I'm trying to do a very simple linear regression analysis on a few variables in my dataset, and finding that R and SAS are outputting very different values for its model fits. I am attempting to regress
spending ~ tenure (in months)
In SAS, my code looks like
proc reg data=model_data;
model spending = tenure;
output out=&outfile r=resid stdi=stdi_metric;
title 'SAS model';
run; quit;
In R, I am using the following code:
modelobject <- lm(spending ~ tenure, data = df)
predictions <- predict(modelobject, interval = "prediction", se.fit = TRUE, level = 1 - alpha)
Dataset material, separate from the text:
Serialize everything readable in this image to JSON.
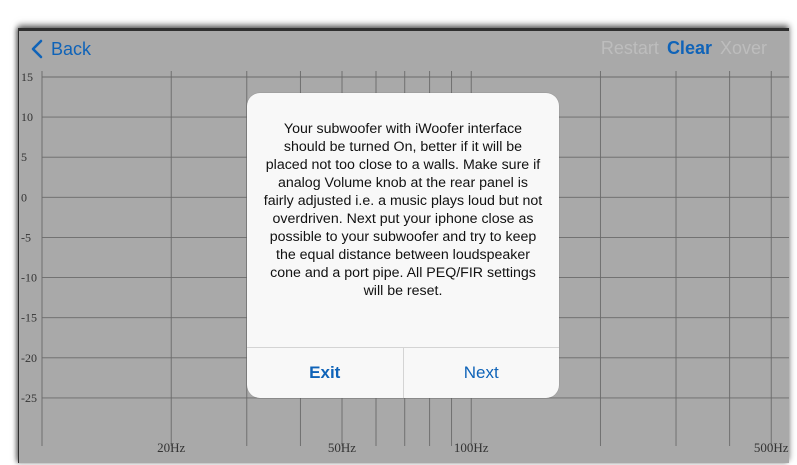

However, what I see is that the residuals in R (and therefore the fitted coefficient and intercept terms) are very different than in SAS. I am not including them here since it's confidential data, but suffice to say they don't match. They DO match, though, when I change my SAS code to
proc reg data=model_data;
model spending = tenure;
output out=&outfile r=resid stdp=stdp_metric; * <-- this is the only change!
title 'SAS model';
run; quit;
I get the same residuals and coefficients here. Why is this the case? From my understanding, stdp and stdi are the standard errors associated with confidence and prediction intervals (see these lecture notes). However, switching between a confidence and prediction interval shouldn't theoretically change your model's fit (this is especially true in R since you're passing in the same modelobject
into your predict()
function).
So why do the SAS residuals change when the stdi
metric is switched to stdp
? Moreover, this question is being asked in the broader context of a project where I am attempting to convert old SAS macros into R- how can I replicate the same model fit in R (with SAS' PROC REG
using stdi
)?
I have also consulted the SAS manuals on definitions of these metrics and PROC REG, and cannot find anything regarding why model fit implementation changes when stdi
is changed to stdp
.